In der am Sonntag, dem 2. April stattgefundenen Parlamentswahl, die mit der Niederlage der Sozialdemokratischen Partei unter Ministerpräsidentin Sanna Marin zu Ende ging, spielte der NATO-Beitritt keine Rolle. Als Wahlsieger ging die Nationale Sammlungspartei mit Petteri Orpo hervor. Drittstärke Kraft wurden die rechtspopulistischen Basisfinnen mit Riikka Purra. Die neue Regierungsbildung in Helsinki wird nicht einfach werden. Die Finnen, mit einer im Osten über 1300 Kilometer Staatsgrenze zu Russland, standen hinter der Regierung von Marin. Auch Präsident Saili Niiniströ engagierte sich persönlich für den Beitritt, u.a. durch seinen Besuch beim türkischen Staatspräsidenten Recep Erdogan im März.  

Das Land mit 5,5 Millionen Einwohnern ist flächenmäßig etwas kleiner als Deutschland. Der Schwerpunkt der Besiedlung liegt im südlichen Landesteil. Die Ausdehnung von Süden nach Norden beträgt etwa 1160 Kilometer und von Ost nach West etwa 540 Kilometer. Die Grenze im Norden zu Norwegen beträgt etwa 720 Kilometer und zu Schweden etwa 540 Kilometer. Im Westen grenzt Finnland an den Bottnischen und im Süden an den Finnischen Meerbusen, Nebenmeere der Ostsee.

Die Finnen sind stolz auf ihre Armee. Heer, Luftwaffe und Marine bilden die Streitkräfte. Die Luftwaffe bekommt 64 Stück der amerikanischen F-35A Lighning II. Die drei Teilstreitkräfte haben in den letzten Jahren einen umfassenden Reformprozess durchlaufen.  Rüstungs- Ausbildungs- und Personalkosten beeinträchtigen den kleiner werdenden Verteidigungsetat, der am Bruttosozialprodukt einen Anteil von rd. 1,6 Prozent beträgt. Mit den Reformen will man erreichen wieder mehr Finanzmittel in die Investitionen umzuschichten. In Finnland gilt für Männer die Wehrpflicht, Dauer zwischen sechs und zwölf Monaten. Frauen können freiwillig dienen.  Die Friedensstärke beträgt 24.000 Angehörige, davon gehören zum Heer 16.000, zur Marine 4.000 und zur Luftwaffe 3.000. Im Reservestatus befinden sich etwa 900.000 Angehörige

Landesverteidigung, Hilfeleistung für Zivilbehörden in Katastrophenfällen und der Beitrag Finnlands zur weltweiten Friedenssicherung, sind die Kernaufgaben der Armee.
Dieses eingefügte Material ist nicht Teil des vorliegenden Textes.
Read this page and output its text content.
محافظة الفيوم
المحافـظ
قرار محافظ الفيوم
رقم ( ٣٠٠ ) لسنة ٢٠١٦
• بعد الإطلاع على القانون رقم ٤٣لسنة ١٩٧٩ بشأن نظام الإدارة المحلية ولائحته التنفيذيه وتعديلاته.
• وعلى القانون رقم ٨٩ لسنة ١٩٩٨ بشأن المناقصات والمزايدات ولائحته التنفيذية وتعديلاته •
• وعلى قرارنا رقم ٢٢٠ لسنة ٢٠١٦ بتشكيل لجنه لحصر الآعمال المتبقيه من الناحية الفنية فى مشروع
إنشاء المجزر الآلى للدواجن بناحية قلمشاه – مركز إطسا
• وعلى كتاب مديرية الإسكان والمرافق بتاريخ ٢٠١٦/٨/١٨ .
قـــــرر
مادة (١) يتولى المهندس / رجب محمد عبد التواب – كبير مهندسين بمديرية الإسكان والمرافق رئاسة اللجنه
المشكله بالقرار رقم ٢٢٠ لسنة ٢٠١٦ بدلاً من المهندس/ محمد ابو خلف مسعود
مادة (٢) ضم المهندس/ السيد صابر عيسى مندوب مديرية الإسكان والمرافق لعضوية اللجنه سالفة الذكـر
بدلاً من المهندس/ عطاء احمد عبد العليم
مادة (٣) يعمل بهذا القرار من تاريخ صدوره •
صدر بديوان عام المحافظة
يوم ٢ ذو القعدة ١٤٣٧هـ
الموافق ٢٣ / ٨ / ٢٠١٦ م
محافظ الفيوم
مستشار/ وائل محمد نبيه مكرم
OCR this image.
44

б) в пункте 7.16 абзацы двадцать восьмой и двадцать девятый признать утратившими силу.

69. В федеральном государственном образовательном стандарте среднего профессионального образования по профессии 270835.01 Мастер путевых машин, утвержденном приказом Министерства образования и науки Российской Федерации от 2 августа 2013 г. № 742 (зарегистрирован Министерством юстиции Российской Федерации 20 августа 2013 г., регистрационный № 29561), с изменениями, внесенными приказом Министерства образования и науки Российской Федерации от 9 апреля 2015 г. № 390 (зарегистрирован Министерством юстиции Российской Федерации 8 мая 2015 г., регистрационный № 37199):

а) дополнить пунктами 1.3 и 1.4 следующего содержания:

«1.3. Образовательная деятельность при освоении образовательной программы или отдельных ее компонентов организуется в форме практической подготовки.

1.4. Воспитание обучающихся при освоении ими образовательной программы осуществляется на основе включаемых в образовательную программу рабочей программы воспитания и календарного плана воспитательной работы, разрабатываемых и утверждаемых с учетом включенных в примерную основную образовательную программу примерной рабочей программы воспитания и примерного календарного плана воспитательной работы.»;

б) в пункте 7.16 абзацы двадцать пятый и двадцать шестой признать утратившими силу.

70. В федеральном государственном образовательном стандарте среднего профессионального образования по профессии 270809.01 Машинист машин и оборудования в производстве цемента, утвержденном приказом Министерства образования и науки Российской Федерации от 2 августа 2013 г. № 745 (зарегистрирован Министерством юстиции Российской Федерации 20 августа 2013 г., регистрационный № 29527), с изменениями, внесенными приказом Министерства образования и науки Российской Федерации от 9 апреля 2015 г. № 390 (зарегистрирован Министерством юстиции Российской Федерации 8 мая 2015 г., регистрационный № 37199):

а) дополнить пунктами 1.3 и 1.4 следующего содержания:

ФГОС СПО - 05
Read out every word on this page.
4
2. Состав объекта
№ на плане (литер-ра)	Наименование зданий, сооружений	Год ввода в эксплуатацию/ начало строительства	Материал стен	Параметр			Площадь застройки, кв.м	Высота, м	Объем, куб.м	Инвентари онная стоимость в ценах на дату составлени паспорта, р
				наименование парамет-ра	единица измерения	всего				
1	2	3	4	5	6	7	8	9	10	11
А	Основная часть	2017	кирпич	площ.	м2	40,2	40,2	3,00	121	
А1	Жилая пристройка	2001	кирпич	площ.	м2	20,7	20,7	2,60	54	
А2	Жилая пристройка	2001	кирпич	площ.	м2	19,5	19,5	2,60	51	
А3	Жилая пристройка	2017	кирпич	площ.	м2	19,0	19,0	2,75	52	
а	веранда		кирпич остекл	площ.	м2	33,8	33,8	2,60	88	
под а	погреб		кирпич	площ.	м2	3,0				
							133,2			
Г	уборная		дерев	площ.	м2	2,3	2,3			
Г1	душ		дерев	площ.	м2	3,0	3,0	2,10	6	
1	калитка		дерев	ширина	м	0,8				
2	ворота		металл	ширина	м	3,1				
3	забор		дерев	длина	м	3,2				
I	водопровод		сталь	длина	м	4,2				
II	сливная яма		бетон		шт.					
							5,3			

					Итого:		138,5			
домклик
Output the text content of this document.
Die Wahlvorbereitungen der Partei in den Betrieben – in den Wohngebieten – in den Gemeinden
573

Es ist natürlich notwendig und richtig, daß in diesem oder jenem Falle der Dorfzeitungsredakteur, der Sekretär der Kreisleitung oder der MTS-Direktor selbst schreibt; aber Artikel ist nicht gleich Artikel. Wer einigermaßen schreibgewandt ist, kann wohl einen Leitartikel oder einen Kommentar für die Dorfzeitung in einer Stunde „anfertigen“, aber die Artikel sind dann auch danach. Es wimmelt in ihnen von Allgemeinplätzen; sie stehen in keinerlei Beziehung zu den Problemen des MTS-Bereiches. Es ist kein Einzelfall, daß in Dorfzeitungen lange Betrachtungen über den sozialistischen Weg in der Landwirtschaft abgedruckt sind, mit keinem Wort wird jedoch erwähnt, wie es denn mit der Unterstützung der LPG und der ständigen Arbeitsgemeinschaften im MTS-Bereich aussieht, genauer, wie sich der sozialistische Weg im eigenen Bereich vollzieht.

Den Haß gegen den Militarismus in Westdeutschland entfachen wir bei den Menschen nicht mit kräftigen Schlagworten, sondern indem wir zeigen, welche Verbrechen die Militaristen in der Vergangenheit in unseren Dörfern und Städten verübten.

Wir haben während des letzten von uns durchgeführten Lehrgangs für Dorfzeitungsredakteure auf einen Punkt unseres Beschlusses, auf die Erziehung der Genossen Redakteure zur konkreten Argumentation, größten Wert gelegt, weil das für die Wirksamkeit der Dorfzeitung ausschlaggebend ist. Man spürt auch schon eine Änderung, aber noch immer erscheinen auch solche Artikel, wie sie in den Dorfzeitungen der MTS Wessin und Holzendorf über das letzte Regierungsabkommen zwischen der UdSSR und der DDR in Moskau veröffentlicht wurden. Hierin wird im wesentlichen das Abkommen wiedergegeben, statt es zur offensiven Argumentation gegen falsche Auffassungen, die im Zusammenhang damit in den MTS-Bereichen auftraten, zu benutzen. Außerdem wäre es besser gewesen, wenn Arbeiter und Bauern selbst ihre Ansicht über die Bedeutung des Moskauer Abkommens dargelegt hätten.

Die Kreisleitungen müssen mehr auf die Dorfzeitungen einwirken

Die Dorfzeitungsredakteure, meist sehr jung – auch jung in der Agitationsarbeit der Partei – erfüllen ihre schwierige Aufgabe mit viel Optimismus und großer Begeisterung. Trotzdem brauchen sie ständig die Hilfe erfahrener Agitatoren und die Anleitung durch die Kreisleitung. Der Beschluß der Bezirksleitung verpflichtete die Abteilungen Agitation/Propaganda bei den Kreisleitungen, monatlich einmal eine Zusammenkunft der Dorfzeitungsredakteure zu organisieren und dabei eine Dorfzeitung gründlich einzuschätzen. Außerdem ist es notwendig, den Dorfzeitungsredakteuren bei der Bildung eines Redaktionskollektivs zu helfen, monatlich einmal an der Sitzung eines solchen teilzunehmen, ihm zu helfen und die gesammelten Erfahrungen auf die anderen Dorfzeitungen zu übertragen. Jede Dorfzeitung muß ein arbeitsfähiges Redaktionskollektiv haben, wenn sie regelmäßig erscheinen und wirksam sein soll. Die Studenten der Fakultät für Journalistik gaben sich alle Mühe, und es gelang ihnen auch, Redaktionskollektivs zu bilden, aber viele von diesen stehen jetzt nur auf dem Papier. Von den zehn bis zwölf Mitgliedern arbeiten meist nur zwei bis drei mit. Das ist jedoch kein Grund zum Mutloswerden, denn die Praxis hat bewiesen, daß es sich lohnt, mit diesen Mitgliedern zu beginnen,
An der Militäruniversität findet die Ausbildung des Führungsnachwuchses statt. Nach der Bologna-Ordnung gegliedert: Bachelor, Master, Generalstabsdienst und Möglichkeit zur Promotion.

Die finnische Küste besteht fast nur aus Schären. Diesen Gegebenheiten sind die Seestreitkräfte angepasst. Die Schiffe sind deshalb klein und wendig und sind einheimische Konstruktionen. 17.500 Passagierschiffe sind jährlich im Golf von Finnland (Finnischer Meerbusen) von und nach St. Petersburg unterwegs. Meeresüberwachung, Schutz der Seerouten, Bewahrung der Neutralität und Abwehr von Angriffen von Meerseite, sind Marineaufgaben. Estland und Russland sind bei den beiden erstgenannten mit im Boot. Der finnische Meerbusen, etwa 280 Kilometer lang und 40 Kilometer breit, ist dafür in drei Zonen eingeteilt. Es gibt für diese Aufgaben aber auch ein Kooperationsabkommen mit Dänemark, Norwegen, Schweden, Deutschland, Polen, Lettland und Litauen. Ein ausgefeiltes Identifikationssystem steht für die Überwachung zur Verfügung, so dass die automatische Identifikation von Schiffen jederzeit möglich ist. Auch an der EU-Operation Atalanta zur Piratenbekämpfung am Horn von Afrika hatte sich die finnische Marine auch schon beteiligt. Finnland versucht sich mit einer eigenen Rüstungsindustrie unabhängig von Auslandskäufen zu machen.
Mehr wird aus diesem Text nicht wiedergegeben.